L’objectif: Les CDO peuvent être utilisés pour transférer le risque de crédit hors du bilan d’une banque. On parle alors de CDO de bilan. Ils peuvent aussi être utilisés à des fins d’arbitrage.
Les CDO de bilan permettent d’évacuer un risque de crédit dans le cadre de la gestion courante d’un portefeuille de créances. L’optique peut aussi être purement comptable. En effet, le SPV étant une entité juridique distincte de l’originateur, ce-dernier peut ainsi alléger sa masse de créances à des fins prudentielles.
Les CDO « arbitrage » visent quant à eux à profiter d’un spread entre le rendement du sous-jacent de leur portefeuille, dont profite l’initiateur de la transaction, et celui à verser aux souscripteurs des diverses tranches du CDO.
L'appellation « arbitrage » est ici abusive. Le profit n’est pas assuré car il faut que le rendement du sous-jacent surpasse celui des souscripteurs des tranches. On parle d’« excess spread ». Ce montage expose donc l’initiateur à un risque de marché nécessitant une gestion plus active et des actifs plus liquides.

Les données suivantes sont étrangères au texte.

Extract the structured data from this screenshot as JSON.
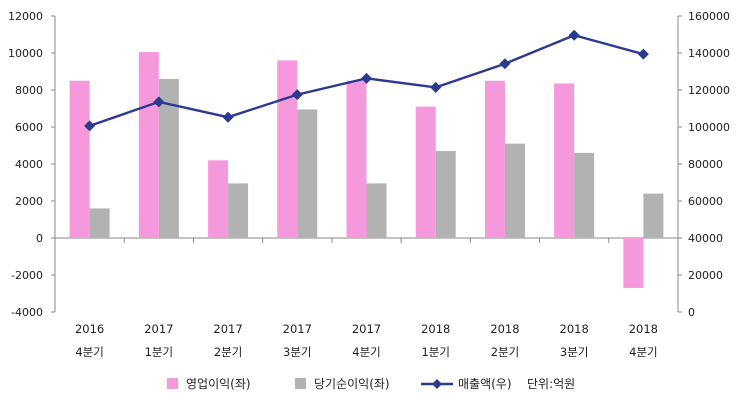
{
  "chart_data": {
    "type": "bar",
    "categories": [
      {
        "year": "2016",
        "quarter": "4분기"
      },
      {
        "year": "2017",
        "quarter": "1분기"
      },
      {
        "year": "2017",
        "quarter": "2분기"
      },
      {
        "year": "2017",
        "quarter": "3분기"
      },
      {
        "year": "2017",
        "quarter": "4분기"
      },
      {
        "year": "2018",
        "quarter": "1분기"
      },
      {
        "year": "2018",
        "quarter": "2분기"
      },
      {
        "year": "2018",
        "quarter": "3분기"
      },
      {
        "year": "2018",
        "quarter": "4분기"
      }
    ],
    "series": [
      {
        "name": "영업이익(좌)",
        "type": "bar",
        "axis": "left",
        "color": "#f598dc",
        "values": [
          8500,
          10050,
          4200,
          9600,
          8500,
          7100,
          8500,
          8350,
          -2700
        ]
      },
      {
        "name": "당기순이익(좌)",
        "type": "bar",
        "axis": "left",
        "color": "#b2b2b2",
        "values": [
          1600,
          8600,
          2950,
          6950,
          2950,
          4700,
          5100,
          4600,
          2400
        ]
      },
      {
        "name": "매출액(우)",
        "type": "line",
        "axis": "right",
        "color": "#2b3a91",
        "values": [
          100600,
          113600,
          105300,
          117500,
          126300,
          121400,
          134200,
          149600,
          139400
        ]
      }
    ],
    "left_axis": {
      "min": -4000,
      "max": 12000,
      "step": 2000,
      "ticks": [
        "-4000",
        "-2000",
        "0",
        "2000",
        "4000",
        "6000",
        "8000",
        "10000",
        "12000"
      ]
    },
    "right_axis": {
      "min": 0,
      "max": 160000,
      "step": 20000,
      "ticks": [
        "0",
        "20000",
        "40000",
        "60000",
        "80000",
        "100000",
        "120000",
        "140000",
        "160000"
      ]
    },
    "unit_note": "단위:억원",
    "legend_position": "bottom",
    "grid": false
  }
}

Mode de transfert du risque de crédit: Le transfert du risque de crédit du portefeuille sous-jacent peut passer par la cession effective du portefeuille de titres directement au SPV émetteur. Il peut, au contraire, être synthétique. Dans ce dernier cas, figurent uniquement au rang des actifs du SPV des swaps de défaut (CDS). On parle alors de CDO synthétique.
Composition du portefeuille: Certains CDO sont adossés à des créances hypothécaires (mortgages), des titres obligataires (bonds), des prêts bancaires (loans), voire d’autres CDO ! Ce dernier critère de la composition du collatéral permet de distinguer la plupart des CDO commercialisés :
CLO - Obligations adossées à des prêts bancaires
CBO - Obligations adossées à des titres obligataires
CFO - Les obligations adossées à des fonds d'investissement
CDO d’ABS - CDO de titres adossés à des actifs
Notons que ces différents critères ne sont pas nécessairement exclusifs les uns des autres. Ainsi, un montage peut répondre à la fois à un objectif bilanciel et une volonté d’arbitrage. De surcroît, le transfert des actifs vers le SPV peut être partiel et contingenté par des CDS.
Un CDO peut aussi être collatéralisé par de nombreux d’actifs de plusieurs catégories différentes, ce qui c’est d’ailleurs révélé très fréquent.
Dans ce cadre, un CDO peut parfaitement être adossé à des MBS ou ABS sans perdre son appellation. En effet, le CDO est alors toujours adossé à des titres obligataires, puisqu’il va simplement collatéraliser les obligations émises par les MBS et ABS.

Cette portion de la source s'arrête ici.